EDITORIAL COMMENT: Barclays exit: Stability needed

Source: EDITORIAL COMMENT: Barclays exit: Stability needed | The Financial Gazette June 8, 2017

BARCLAYS’ presence in Zimbabwe was never a flirtation.
The bank opened in the country, then a British colony, 105 years ago and became a permanent feature on the economic landscape.

But it all came to an end last week with the announcement that the British firm had sold its interest in Zimbabwe to a Malawi-listed lender, First Merchant Bank (FMB).

Barclays Plc’s intention to exit Zimbabwe as part of a broader recalibration of its footprint away from Africa had been announced in March 2016. The only question related to who would land the prized asset.
The choice of suitor had split Barclays Bank Zimbabwe between management and low-level workers.
Management had reportedly put their own bid for the local company, which had been rejected by Barclays Plc when it entered exclusive talks with FMB.

By last week, low-level managers had launched a court challenge seeking to stop Barclays Plc from selling to FMB or any other party and to force the British bank to give Zimbabwe workers the right of first refusal.
That court challenge may now become an exercise in futility since the purchase by FMB is now a done-deal only awaiting regulatory approval.

There are suggestions the Reserve Bank of Zimbabwe had long sanctioned the suitor before Barclays engaged FMB in talks.

True, Barclays Bank Zimbabwe, which has US$476 million worth of assets, had become an iconic brand with a large customer base.

It is a stable financial institution and was the go-to bank for depositors fleeing risk in a market where more than 20 financial institutions have twisted in the wind since the start of the millennium.
But that brand, represented by the eagle, will soon soar away and in its place will sit the FMB logo. This is a reality those who had gone to court to oppose the bid will now have to accept.
FMB has acquired a good asset. It has an obligation to protect it.

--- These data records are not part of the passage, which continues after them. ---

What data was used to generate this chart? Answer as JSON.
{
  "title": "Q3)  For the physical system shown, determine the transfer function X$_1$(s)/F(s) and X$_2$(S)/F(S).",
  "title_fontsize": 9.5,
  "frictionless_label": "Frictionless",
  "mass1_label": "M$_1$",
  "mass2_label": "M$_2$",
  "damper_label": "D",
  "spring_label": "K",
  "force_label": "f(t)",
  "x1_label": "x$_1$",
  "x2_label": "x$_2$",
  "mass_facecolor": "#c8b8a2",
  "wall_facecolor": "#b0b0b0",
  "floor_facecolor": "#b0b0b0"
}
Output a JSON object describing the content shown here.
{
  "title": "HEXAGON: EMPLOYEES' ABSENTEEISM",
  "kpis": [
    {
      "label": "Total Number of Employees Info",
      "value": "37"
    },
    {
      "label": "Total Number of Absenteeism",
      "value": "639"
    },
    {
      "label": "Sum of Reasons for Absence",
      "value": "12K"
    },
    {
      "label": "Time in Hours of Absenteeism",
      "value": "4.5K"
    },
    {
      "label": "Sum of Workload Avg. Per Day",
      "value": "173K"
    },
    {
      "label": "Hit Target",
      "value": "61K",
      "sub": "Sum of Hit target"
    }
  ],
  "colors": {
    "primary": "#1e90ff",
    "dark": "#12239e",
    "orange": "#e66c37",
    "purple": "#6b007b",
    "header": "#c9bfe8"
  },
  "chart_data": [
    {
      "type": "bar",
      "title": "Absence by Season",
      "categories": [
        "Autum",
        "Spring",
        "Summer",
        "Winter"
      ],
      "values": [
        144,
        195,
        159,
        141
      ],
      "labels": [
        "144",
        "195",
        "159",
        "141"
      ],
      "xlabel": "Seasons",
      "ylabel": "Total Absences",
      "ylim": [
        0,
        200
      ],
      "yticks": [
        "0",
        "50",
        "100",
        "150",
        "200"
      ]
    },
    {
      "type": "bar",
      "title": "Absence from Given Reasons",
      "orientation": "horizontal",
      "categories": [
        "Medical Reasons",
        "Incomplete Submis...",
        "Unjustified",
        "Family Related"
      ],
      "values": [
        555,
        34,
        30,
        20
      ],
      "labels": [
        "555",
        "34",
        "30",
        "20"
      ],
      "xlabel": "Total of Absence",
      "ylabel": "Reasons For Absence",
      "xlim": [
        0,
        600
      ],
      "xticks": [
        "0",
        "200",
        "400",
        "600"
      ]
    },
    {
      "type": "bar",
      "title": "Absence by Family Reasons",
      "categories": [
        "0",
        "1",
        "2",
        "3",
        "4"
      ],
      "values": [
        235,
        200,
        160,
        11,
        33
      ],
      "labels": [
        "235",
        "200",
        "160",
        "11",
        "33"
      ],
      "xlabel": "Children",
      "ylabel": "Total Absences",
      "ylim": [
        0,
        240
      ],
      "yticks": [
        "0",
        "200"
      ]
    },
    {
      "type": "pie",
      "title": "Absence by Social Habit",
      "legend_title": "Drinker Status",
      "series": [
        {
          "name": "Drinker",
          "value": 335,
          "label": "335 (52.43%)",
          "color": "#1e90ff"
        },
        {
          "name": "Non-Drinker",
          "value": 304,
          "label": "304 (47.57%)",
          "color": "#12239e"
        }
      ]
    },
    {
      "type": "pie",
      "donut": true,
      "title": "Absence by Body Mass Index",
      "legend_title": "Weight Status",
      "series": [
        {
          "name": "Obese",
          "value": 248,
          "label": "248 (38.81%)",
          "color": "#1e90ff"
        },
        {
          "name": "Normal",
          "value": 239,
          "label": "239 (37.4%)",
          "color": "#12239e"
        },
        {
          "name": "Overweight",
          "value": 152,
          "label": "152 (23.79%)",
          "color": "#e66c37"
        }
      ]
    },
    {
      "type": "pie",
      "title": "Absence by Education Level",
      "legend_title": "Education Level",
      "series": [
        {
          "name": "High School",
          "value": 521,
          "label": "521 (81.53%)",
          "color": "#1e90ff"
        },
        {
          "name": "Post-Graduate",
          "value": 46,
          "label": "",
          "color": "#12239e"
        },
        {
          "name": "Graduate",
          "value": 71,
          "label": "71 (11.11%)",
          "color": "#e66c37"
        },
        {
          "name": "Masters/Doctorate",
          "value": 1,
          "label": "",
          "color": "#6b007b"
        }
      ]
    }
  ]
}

It has also inherited an able workforce which has managed to preserve value and made the asset a good takeover target. These, including the 63 who went to court to oppose the acquisition, should also be protected.
Barclays has indicated that it will transfer all of the bank’s 700 employees, 25 retail branches and five corporate service centres in Zimbabwe, to FMB.

It may be worth pointing out that the other critical asset will be the depositor, without whom the bank will fail.
The depositor will need assurance that deposits will remain safe after this transaction and that they can trust the new owners with their money.